Fundamentals of Donor Retention
CARE then sends a communication preference postcard a week later, allowing donors to inform the organization how they would like to communicate with it. There is a thank-you on the outer envelope of the postcard, a letter from the president about how CARE uses donated money wisely, and the opportunity for donors to say how they want to hear from CARE and how often.
“Very few send in the postcard, but it lets them know we let them have a say and we care about them,” Jones said.
There is no ask on the postcard. It’s more of an engagement piece to help build the relationship with the new donor.

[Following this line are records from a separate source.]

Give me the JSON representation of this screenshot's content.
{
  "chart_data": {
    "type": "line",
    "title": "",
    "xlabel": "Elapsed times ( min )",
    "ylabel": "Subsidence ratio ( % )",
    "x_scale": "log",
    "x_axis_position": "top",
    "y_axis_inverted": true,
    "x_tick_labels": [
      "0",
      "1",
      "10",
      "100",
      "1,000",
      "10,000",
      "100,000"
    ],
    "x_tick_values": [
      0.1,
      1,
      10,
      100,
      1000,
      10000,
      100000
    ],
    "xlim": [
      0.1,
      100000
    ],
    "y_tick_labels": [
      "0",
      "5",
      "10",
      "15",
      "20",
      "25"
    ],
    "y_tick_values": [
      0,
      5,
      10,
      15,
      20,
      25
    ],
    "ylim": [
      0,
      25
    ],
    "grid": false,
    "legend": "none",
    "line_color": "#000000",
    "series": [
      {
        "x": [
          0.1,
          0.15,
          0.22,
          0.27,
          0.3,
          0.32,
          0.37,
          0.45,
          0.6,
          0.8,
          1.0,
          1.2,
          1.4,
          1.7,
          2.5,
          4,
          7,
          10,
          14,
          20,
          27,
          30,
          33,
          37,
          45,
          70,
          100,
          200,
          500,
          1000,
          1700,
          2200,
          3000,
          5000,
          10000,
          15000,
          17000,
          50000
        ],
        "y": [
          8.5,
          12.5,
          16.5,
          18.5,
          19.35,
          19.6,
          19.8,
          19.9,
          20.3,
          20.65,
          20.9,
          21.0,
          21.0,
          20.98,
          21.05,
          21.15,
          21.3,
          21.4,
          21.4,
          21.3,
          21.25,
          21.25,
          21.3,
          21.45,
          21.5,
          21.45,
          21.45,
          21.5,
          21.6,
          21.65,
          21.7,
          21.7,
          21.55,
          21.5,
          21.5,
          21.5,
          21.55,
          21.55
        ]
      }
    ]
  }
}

The next mailing in the series is the child survival appeal, the top-performing appeal for CARE. It asks donors to give that second (or third) gift right up front, beginning on the outer envelope and continuing inside. It highlights how giving leads to feeding the hungry, taking a more functional tone — describing how gifts are used, providing a matching-gift element, personalization, etc.
The key copy, Jones said, is the paragraph that states, “As someone who’s so recently been generous and given, you understand why we have a need.”
CARE follows that up with a monthly-giving invitation mailing, asking new donors to become monthly donors. The focus is on getting donors to join the Partners for Change monthly-giving program. It does have a one-time gift ask, but it’s something recipients have to hunt for, Jones said.
The monthly giving invite is a higher-end brochure. The same time it hits, CARE calls those donors it has phone numbers for, and it’s also sent to e-mail donors in an e-mail appeal.
“We have a planned-out series,” Jones said. “Donors get thanked two times, asking them throughout for that next gift, sending appeals with the same message that brought them to CARE, and asking them to become monthly donors.”